Bien évidemment chaque femme doit avoir le choix d’allaiter ou non. Mais sans une bonne information, le prétendu choix n’en est plus un mais conformation souvent inconsciente à l’idéologie dominante du milieu dont on fait partie. Parlant de ce que je connais (j’ai eu et allaité deux enfants dans mes vingt ans, puis deux autres dans mes quarante ans), je veux dire ce que savent beaucoup de femmes : que la grossesse et l’allaitement ne sont pas des « épreuves épuisantes » contrairement à ce qu’elle affirme, mais des temps de belle aventure. Que ce n’est pas l’UNICEF qui met la pression sur les femmes en œuvrant pour la facilitation de l’allaitement, mais la société qui les contraint souvent d’y renoncer ou de l’abandonner – je l’ai vécu, comme d’autres. Allaiter facilite beaucoup la vie par rapport à nourrir au biberon (y compris la nuit : le père peut toujours participer en donnant à l’occasion un biberon, mais pouvoir mettre son enfant au sein sans avoir à se lever ni entendre se lever l’autre parent, en gardant le berceau près de soi, est très appréciable).
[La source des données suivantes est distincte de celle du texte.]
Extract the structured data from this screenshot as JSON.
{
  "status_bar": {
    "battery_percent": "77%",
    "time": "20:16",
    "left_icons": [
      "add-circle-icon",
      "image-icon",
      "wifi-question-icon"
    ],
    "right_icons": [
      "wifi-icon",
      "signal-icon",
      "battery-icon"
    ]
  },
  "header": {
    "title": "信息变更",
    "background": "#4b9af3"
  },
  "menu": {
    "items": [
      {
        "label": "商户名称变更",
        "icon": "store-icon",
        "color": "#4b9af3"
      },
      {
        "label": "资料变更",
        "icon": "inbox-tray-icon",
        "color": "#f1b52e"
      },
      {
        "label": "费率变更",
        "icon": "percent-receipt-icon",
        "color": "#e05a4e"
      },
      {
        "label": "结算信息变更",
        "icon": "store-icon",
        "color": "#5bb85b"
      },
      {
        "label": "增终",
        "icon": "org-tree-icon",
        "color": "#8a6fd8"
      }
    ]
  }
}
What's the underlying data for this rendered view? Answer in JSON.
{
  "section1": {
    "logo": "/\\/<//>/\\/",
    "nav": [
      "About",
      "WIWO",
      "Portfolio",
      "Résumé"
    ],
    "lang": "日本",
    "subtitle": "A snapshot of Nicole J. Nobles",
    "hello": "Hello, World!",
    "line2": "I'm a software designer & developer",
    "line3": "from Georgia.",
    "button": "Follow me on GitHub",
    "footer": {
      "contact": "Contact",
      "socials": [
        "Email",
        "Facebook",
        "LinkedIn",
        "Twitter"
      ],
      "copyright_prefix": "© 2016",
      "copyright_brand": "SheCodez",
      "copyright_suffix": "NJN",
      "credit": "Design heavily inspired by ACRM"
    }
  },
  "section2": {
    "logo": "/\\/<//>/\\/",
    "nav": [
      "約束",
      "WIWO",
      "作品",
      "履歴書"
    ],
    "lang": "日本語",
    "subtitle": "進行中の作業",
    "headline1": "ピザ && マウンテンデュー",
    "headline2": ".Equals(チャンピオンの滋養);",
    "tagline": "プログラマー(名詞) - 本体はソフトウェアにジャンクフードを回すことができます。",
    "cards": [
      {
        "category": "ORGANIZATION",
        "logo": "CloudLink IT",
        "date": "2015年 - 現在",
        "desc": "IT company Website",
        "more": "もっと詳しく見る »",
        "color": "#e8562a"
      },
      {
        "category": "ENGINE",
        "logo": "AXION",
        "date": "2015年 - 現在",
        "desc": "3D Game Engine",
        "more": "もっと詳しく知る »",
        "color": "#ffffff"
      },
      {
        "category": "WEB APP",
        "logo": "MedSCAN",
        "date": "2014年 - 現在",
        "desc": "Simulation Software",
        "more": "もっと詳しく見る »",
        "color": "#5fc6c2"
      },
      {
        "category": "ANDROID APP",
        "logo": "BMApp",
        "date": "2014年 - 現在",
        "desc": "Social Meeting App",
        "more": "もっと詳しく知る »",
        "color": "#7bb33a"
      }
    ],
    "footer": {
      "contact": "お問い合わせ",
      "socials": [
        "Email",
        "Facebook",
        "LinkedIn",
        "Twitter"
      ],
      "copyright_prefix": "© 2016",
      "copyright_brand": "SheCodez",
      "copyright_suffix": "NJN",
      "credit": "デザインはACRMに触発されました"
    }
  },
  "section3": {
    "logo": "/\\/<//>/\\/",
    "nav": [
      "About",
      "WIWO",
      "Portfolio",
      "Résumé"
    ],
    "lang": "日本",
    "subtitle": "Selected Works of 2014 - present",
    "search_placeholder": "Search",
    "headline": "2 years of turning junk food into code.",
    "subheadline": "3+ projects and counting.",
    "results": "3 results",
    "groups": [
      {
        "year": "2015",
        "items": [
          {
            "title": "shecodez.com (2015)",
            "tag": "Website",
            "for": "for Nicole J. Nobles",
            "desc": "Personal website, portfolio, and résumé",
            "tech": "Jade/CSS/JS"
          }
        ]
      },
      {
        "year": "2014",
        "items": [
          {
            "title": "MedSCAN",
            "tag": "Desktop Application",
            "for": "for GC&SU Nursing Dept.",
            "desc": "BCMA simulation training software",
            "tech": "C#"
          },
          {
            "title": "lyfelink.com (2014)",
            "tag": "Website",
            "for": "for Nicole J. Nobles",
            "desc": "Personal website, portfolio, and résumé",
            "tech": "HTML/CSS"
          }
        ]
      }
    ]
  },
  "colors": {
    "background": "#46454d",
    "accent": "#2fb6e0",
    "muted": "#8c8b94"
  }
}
L’allaitement, passées les toutes premières fois, est un geste extrêmement simple, qui ne fatigue pas plus que nous ne sommes fatigués d’avoir à respirer. Il n’abîme pas les seins, il est excellent pour la santé de l’enfant et celle de la mère. C’est l’un des grands bonheurs de la vie, ne laissons pas les idéologies puritaines nous en priver.